Bersama dengan Achmadi, Jake Esselstyn, ahli mamalia dari Lousiana State University memulai penelitian kelompok tikus di Pulau Sulawesi sejak 2010. Beberapa tim lain yang juga terlibat dalam ekspedisi itu adalah Heru Handika, mahasiswa Doktoral LSU, Mark Swanson alumnus dari LSU, dan Thomas Giarla dari Siena College New York. Mereka menyadari, terlalu banyak jenis yang belum terungkap untuk menguji hipotesis tersebut.

“Penemuan ini sangat menarik, walaupun terkadang membuat frustrasi. Biasanya, kami menemukan satu jenis baru pada satu waktu dan mendapatkan suatu sensasi yang luar biasa dari penemuan tersebut. Tetapi, dalam kasus ini menjadi luar biasa, karena selama beberapa tahun awal, kami tidak dapat mengungkapkan berapa banyak spesies sebenarnya yang telah diperoleh,” ujar Jake Esselstyn, profesor dari Departemen Ilmu Biologi LSU.

Esselstyn menjelaskan, taksonomi berfungsi sebagai ilmu dasar dari begitu banyak penelitian biologi dan upaya konservasi. Ketika tidak mengetahui berapa banyak jenis yang ada atau di mana mereka hidup, kemampuan kita untuk memahami dan melestarikan kehidupan sangat terbatas.

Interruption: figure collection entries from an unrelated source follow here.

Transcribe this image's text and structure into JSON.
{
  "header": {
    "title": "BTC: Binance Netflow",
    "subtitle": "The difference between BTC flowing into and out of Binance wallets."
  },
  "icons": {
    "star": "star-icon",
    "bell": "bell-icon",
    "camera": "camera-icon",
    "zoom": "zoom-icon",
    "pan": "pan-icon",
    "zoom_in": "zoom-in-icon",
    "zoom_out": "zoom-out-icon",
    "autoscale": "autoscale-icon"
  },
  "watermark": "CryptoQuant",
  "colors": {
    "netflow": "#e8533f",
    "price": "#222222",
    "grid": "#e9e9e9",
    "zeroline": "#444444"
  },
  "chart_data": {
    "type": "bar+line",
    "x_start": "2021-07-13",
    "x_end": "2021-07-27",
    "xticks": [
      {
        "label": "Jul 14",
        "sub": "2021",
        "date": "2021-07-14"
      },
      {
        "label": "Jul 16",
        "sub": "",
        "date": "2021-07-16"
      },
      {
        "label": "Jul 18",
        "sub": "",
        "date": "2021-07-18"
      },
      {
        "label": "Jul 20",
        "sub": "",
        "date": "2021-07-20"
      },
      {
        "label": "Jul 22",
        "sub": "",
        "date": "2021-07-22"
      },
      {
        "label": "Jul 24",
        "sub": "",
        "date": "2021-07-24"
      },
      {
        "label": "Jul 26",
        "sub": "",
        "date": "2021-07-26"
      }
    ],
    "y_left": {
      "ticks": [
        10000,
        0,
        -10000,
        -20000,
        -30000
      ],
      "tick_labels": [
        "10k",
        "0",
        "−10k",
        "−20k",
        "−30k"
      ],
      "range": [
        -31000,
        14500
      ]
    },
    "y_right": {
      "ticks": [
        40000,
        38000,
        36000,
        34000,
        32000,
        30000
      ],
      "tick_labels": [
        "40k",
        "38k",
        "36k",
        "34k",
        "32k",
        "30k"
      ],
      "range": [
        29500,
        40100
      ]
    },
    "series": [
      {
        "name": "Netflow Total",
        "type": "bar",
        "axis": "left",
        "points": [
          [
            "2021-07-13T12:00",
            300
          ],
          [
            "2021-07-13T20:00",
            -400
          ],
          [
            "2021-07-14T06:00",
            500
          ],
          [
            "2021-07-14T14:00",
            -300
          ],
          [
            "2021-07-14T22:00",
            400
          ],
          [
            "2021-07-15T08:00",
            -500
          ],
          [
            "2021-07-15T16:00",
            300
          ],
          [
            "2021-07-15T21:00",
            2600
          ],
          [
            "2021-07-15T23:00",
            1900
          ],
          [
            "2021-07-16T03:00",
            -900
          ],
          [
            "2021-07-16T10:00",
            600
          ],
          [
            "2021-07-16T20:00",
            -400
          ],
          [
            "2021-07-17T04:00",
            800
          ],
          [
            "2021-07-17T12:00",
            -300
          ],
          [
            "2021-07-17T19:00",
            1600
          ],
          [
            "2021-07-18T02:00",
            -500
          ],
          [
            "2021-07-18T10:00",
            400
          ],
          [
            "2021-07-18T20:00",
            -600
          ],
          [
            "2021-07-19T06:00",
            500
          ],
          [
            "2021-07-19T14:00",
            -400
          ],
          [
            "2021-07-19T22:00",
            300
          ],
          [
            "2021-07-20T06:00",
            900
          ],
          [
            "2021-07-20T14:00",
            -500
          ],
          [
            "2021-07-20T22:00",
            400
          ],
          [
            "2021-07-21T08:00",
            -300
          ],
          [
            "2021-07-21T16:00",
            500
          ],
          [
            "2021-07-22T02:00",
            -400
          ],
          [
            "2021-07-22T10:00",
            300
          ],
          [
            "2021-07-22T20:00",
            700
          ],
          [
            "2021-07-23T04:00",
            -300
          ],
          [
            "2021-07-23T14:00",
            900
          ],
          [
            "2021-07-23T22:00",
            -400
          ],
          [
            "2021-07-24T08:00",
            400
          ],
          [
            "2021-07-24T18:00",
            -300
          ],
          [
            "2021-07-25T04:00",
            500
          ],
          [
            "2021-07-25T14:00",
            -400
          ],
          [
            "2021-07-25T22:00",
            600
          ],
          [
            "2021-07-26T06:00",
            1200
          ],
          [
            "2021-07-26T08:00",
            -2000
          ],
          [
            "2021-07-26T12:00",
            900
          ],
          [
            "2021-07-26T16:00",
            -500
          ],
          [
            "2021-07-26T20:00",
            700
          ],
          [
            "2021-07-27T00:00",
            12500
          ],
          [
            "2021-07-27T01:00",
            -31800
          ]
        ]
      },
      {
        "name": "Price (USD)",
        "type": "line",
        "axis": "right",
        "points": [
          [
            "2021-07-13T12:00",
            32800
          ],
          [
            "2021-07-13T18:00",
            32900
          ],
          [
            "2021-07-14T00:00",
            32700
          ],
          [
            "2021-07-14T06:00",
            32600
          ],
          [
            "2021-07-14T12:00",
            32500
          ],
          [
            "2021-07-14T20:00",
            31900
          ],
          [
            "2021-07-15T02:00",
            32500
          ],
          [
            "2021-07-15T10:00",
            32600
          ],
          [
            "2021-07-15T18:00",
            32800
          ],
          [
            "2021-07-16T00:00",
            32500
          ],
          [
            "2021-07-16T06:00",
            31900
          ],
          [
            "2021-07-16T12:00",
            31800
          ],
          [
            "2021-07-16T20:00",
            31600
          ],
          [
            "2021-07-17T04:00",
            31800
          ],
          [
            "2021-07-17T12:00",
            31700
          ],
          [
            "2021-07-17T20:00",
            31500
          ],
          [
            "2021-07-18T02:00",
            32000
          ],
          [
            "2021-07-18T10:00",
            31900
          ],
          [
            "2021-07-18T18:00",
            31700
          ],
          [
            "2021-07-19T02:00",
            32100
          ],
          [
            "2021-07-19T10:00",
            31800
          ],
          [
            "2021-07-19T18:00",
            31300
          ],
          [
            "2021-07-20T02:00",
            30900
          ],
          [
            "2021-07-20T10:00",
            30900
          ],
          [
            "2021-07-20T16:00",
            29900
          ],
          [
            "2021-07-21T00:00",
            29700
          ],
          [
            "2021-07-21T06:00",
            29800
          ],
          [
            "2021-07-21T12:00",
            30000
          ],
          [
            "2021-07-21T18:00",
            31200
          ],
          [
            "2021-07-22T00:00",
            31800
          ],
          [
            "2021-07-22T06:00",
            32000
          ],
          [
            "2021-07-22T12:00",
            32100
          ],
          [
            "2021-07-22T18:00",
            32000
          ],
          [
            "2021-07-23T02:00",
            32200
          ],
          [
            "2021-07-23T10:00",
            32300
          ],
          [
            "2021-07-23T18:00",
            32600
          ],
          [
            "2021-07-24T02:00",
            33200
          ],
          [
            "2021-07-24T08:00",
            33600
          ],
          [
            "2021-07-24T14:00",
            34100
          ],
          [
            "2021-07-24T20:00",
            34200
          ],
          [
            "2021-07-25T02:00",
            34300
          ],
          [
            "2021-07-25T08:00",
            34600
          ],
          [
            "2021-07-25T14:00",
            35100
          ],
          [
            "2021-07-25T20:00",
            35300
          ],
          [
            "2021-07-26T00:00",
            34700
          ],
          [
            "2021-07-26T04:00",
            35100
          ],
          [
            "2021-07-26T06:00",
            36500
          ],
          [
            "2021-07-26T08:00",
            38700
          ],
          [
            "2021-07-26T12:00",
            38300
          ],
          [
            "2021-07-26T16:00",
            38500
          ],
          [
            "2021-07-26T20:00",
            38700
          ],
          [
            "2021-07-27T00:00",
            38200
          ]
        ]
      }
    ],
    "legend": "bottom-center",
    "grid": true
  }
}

“Sangat penting bagi kami untuk mendokumentasikan dan mengungkap keanekaragaman tersebut,” kata Esselstyn.

Baca juga: Wallacea, Surga Keragaman Hayati yang Minim Penelitian

 

Crocidura rhoditis. Foto: BRIN/KC Rowe

 

Penelitian ini telah diterbitkan di Buletin American Museum of Natural History, 454[1]: 1-108, dengan judul “Fourteen New, Endemic Species of Shrew [genus Crocidura] from Sulawesi Reveal Spectacular Island Radiation”. Dijelaskan bahwa dengan menguji batas spesies secara berulang, menggunakan kumpulan data karakter yang berbeda dan pengambilan sampel takson yang tepat, para peneliti menemukan bukti yang jelas dan sebagian besar konsisten untuk keberadaan 21 spesies tikus di Sulawesi, hanya tujuh di antaranya yang sebelumnya dikenali.

Peneliti membagi 21 spesies ini menjadi lima morfogroup dan memberikan diagnosis yang diperbaiki dari tujuh spesies yang disebutkan sebelumnya, dan menggambarkan 14 spesies baru.